The framework runs across TensorRT-LLM, vLLM, and SGLang using pre-tokenized sequences to remove tokenizer behavior as a confounding variable. Captured metrics include step latency, user-level tokens per second, output tokens per second, and fine-grained timing from streaming responses. This separates latency effects from throughput effects rather than collapsing both into a single wall-clock speedup ratio that conflates hardware and algorithm contributions.

The dataset and evaluation framework are publicly available. Reproducibility is the precondition for the rest of this to matter: a benchmark where the conditions cannot be reproduced is not meaningfully different from another paper reporting favorable conditions for its method.

What Changes in Practice

If you are evaluating speculative decoding for a production serving system, single-task speedup numbers from published papers are not predictive of what you will see in deployment. The inputs users send, the batch sizes the system runs at, and the hardware in use all affect results enough to change method rankings. The 23% random token overestimation and the per-domain acceptance length variation are not edge cases; they are the normal variance of a mixed production workload.
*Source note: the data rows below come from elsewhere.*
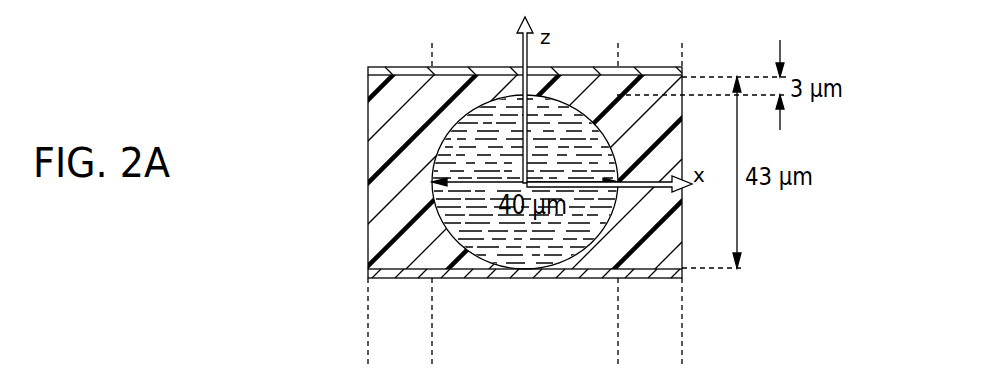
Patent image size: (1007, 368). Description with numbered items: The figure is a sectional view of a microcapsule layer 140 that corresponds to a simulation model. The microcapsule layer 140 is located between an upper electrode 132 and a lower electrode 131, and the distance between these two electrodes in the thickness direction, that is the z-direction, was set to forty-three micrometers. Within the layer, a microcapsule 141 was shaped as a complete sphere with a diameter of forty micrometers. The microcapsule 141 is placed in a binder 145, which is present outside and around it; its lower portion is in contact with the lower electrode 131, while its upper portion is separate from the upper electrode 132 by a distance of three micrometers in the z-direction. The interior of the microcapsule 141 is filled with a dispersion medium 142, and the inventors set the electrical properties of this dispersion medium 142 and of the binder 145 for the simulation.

The lower electrode 131 is at (648, 278).
The upper electrode 132 is at (650, 67).
The microcapsule layer 140 is at (302, 95).
The microcapsule 141 is at (444, 136).
The dispersion medium 142 is at (435, 198).
The binder 145 is at (383, 107).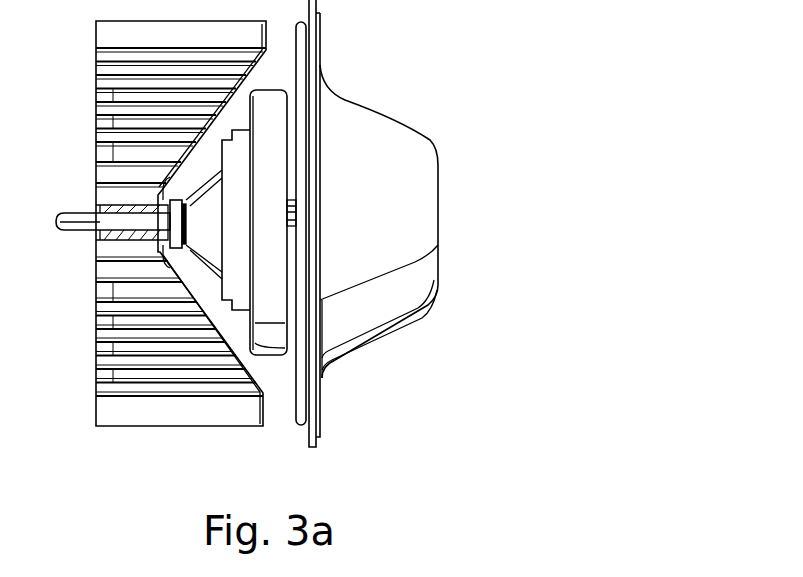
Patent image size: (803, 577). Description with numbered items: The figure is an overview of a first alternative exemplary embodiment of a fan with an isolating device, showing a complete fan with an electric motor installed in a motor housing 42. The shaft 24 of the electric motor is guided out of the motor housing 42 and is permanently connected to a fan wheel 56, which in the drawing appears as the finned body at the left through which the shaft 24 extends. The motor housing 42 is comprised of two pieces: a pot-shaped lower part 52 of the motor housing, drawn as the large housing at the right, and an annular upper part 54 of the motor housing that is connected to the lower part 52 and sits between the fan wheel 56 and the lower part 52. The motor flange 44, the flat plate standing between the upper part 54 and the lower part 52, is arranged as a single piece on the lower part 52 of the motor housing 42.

The shaft 24 is at (82, 232).
The motor housing 42 is at (324, 374).
The motor flange 44 is at (303, 48).
The lower part of the motor housing 52 is at (415, 181).
The upper part of the motor housing 54 is at (273, 122).
The fan wheel 56 is at (173, 368).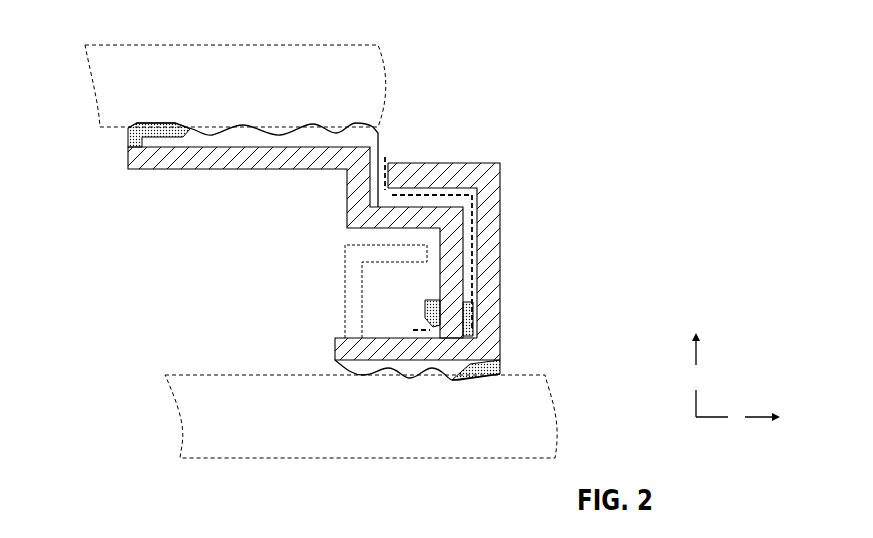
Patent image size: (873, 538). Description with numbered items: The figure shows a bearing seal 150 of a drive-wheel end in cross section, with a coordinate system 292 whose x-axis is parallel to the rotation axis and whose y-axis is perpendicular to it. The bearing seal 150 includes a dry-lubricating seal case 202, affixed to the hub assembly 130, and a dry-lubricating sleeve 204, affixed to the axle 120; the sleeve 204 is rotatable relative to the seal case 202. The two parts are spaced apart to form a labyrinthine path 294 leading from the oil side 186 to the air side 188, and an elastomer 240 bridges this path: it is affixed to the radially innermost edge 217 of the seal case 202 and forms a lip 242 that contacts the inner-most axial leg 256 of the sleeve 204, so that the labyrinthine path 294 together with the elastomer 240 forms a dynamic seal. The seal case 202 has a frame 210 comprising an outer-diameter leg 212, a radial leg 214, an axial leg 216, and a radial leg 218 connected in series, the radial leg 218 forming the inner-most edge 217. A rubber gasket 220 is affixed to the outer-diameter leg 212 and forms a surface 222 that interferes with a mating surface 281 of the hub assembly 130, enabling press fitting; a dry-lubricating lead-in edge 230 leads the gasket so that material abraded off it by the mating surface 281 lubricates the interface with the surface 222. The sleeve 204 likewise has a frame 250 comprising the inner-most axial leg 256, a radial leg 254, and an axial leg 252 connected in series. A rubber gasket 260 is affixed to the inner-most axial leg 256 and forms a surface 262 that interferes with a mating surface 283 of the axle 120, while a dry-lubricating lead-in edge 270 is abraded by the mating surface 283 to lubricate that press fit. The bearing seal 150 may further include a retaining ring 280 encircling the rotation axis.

The axle 120 is at (554, 448).
The hub assembly 130 is at (125, 78).
The bearing seal 150 is at (598, 101).
The oil side 186 is at (260, 301).
The air side 188 is at (620, 295).
The seal case 202 is at (102, 157).
The sleeve 204 is at (322, 353).
The frame 210 is at (152, 181).
The outer-diameter leg 212 is at (238, 169).
The radial leg 214 is at (347, 194).
The axial leg 216 is at (392, 235).
The radially innermost edge 217 is at (455, 329).
The radial leg 218 is at (440, 267).
The rubber gasket 220 is at (252, 127).
The surface 222 is at (314, 127).
The dry-lubricating lead-in edge 230 is at (157, 140).
The elastomer 240 is at (425, 310).
The lip 242 is at (448, 340).
The frame 250 is at (484, 152).
The axial leg 252 is at (447, 162).
The radial leg 254 is at (499, 237).
The inner-most axial leg 256 is at (373, 338).
The rubber gasket 260 is at (418, 370).
The surface 262 is at (379, 374).
The dry-lubricating lead-in edge 270 is at (474, 381).
The retaining ring 280 is at (345, 262).
The mating surface 281 is at (123, 127).
The mating surface 283 is at (509, 371).
The coordinate system 292 is at (761, 439).
The labyrinthine path 294 is at (473, 267).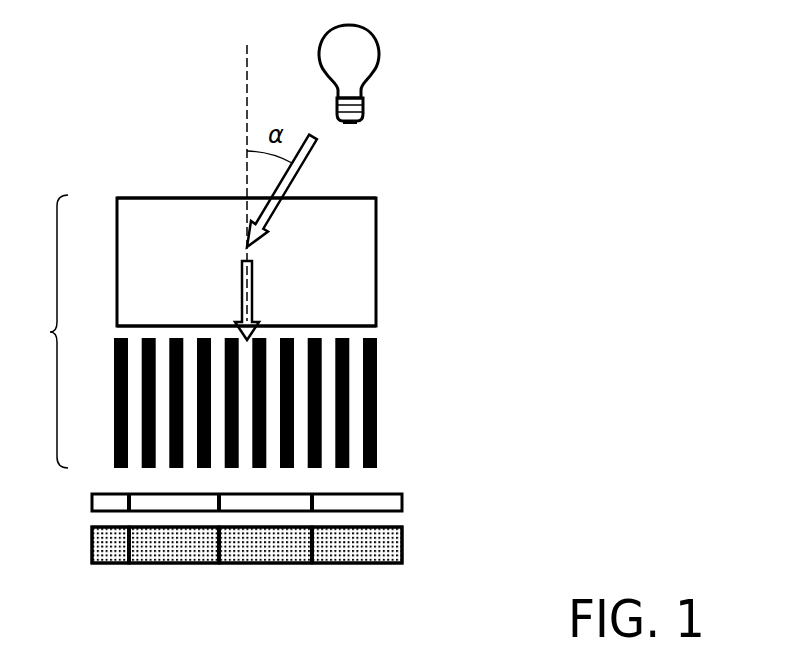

SPEED-Bench does not resolve everything. Hardware coverage beyond NVIDIA’s own lineup, quantization interactions when target or draft models are INT8 or FP8, and the continuous batching complexity of mixed-length requests under real serving conditions all remain partially open evaluation problems. The benchmark also requires access to the specific models tested, which limits reproducibility to teams with similar infrastructure.

The core design choices, particularly the semantic diversity algorithm, the real-content-only throughput inputs, and the multi-engine standardized measurement framework, represent a meaningful step up in evaluation rigor from the prior state of per-paper ad-hoc benchmarking. Speculative decoding’s theoretical guarantees are well understood. Getting an accurate picture of when it helps in practice, by how much, and under what conditions, requires benchmarking infrastructure that takes the workload as seriously as the algorithm.